During the July coup the Yeste Guardia Civil sided with the rebels and detained local authorities in the castle, but the place was soon seized by the loyalists. During civil war and early Francoism Yeste recorded an extraordinarily high rate of repression, both by the Republicans and Nationalists, compared to the neighbouring municipios; a contemporary historian tends to view it as related to the May 1936 episode. Reportedly some time early after the war a commemorative cross has been erected at the curve where the fatal confrontation occurred; according to one source it recorded the Guardia Civil victim “murdered by the Red mob”, but another source suggests it was rather an unrelated stone cross, which recorded 5 “caballeros españoles” killed by “canalla roja”. In 1963 Juan Goytisolo visited Yeste and intended to interview people, but he encountered the wall of silence; the locals spoke in murmurs and evaded the questions. He later incorporated this experience into his novel, partially revolving around the 1936 incident, published in Mexico and titled Seños de identidad (1966). As late as in 1981 one resident feared that the government might deprive him of his pension in case he speaks out.
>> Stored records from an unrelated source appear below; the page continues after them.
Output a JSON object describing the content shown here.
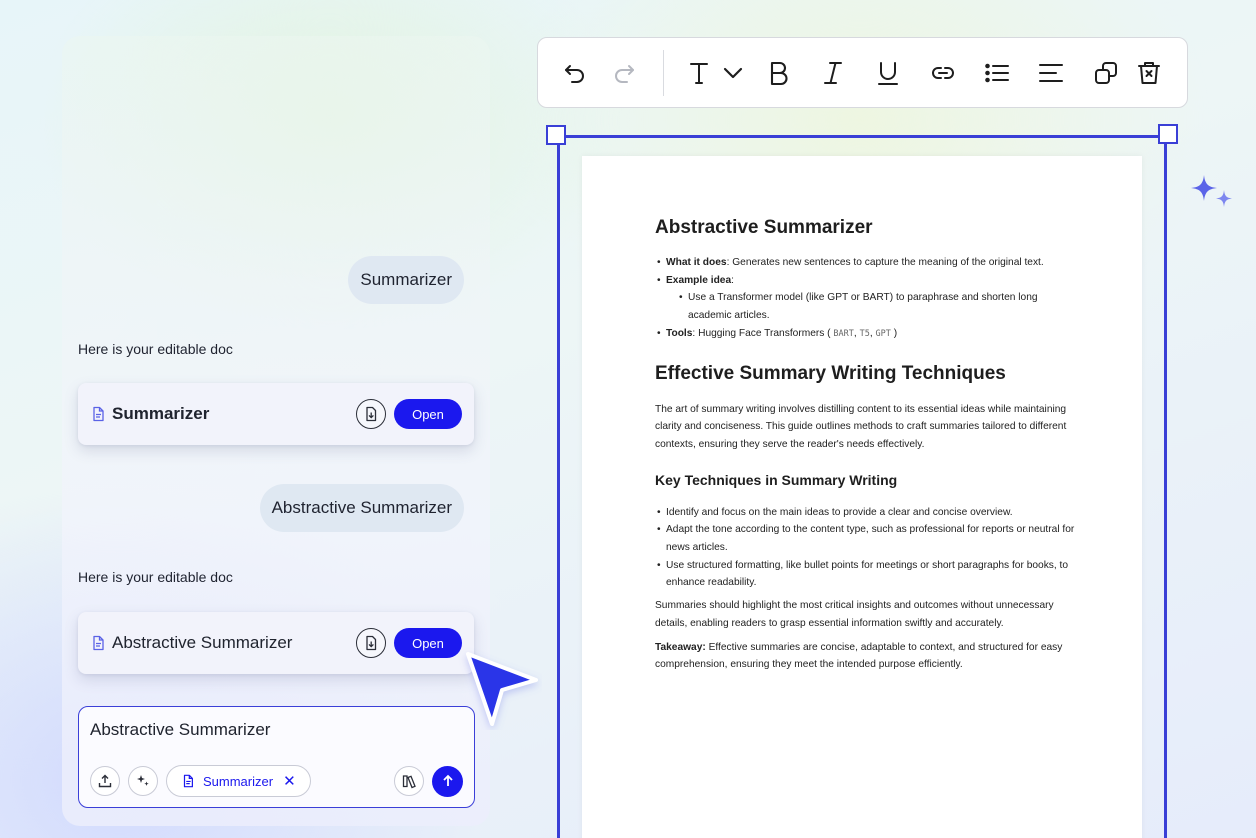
{
  "chat": {
    "messages": {
      "user_1": "Summarizer",
      "assistant_1": "Here is your editable doc",
      "user_2": "Abstractive Summarizer",
      "assistant_2": "Here is your editable doc"
    },
    "cards": {
      "card_1": {
        "title": "Summarizer",
        "open_label": "Open"
      },
      "card_2": {
        "title": "Abstractive Summarizer",
        "open_label": "Open"
      }
    },
    "composer": {
      "text": "Abstractive Summarizer",
      "chip_label": "Summarizer",
      "chip_remove": "✕"
    }
  },
  "toolbar": {
    "icons": [
      "undo-icon",
      "redo-icon",
      "text-style-icon",
      "chevron-down-icon",
      "bold-icon",
      "italic-icon",
      "underline-icon",
      "link-icon",
      "bulleted-list-icon",
      "align-left-icon",
      "duplicate-icon",
      "delete-icon"
    ]
  },
  "doc": {
    "title": "Abstractive Summarizer",
    "what_label": "What it does",
    "what_text": ": Generates new sentences to capture the meaning of the original text.",
    "example_label": "Example idea",
    "example_colon": ":",
    "example_sub": "Use a Transformer model (like GPT or BART) to paraphrase and shorten long academic articles.",
    "tools_label": "Tools",
    "tools_text": ": Hugging Face Transformers (",
    "tools_code_1": "BART",
    "tools_code_2": "T5",
    "tools_code_3": "GPT",
    "tools_sep": ", ",
    "tools_end": ")",
    "h2": "Effective Summary Writing Techniques",
    "intro": "The art of summary writing involves distilling content to its essential ideas while maintaining clarity and conciseness. This guide outlines methods to craft summaries tailored to different contexts, ensuring they serve the reader's needs effectively.",
    "h3": "Key Techniques in Summary Writing",
    "bullets": [
      "Identify and focus on the main ideas to provide a clear and concise overview.",
      "Adapt the tone according to the content type, such as professional for reports or neutral for news articles.",
      "Use structured formatting, like bullet points for meetings or short paragraphs for books, to enhance readability."
    ],
    "para": "Summaries should highlight the most critical insights and outcomes without unnecessary details, enabling readers to grasp essential information swiftly and accurately.",
    "takeaway_label": "Takeaway:",
    "takeaway_text": " Effective summaries are concise, adaptable to context, and structured for easy comprehension, ensuring they meet the intended purpose efficiently."
  },
  "colors": {
    "accent": "#1b18ee",
    "selection": "#3a3fd6",
    "sparkle": "#5b64e8"
  }
}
Currently there is no commemorative cross, stone or plaque referring to the May 1936 carnage, either on the road, in Yeste, in La Graya or elsewhere. There are no commemorative events organised on May 29 either by local authorities or independent organisations. The Yeste tourist office, part of the local town hall, does not mention the episode, though on some tourist sites focused on history the massacre is highlighted as the one which “provoked the Civil War”. Militant left-wing sites clearly and with no reservations present the episode as unprovoked slaughter by repressive police forces in service of bourgeoisie and capital, and some evoke the civil war logic by claiming that the conflict began precisely in Yeste. The Fuensanta dam and the reservoir are still operational and though in recent years the Spanish authorities have demolished over 100 dams during a campaign to restore natural water regime, so far there is no indication that Fuensanta is to be removed as well.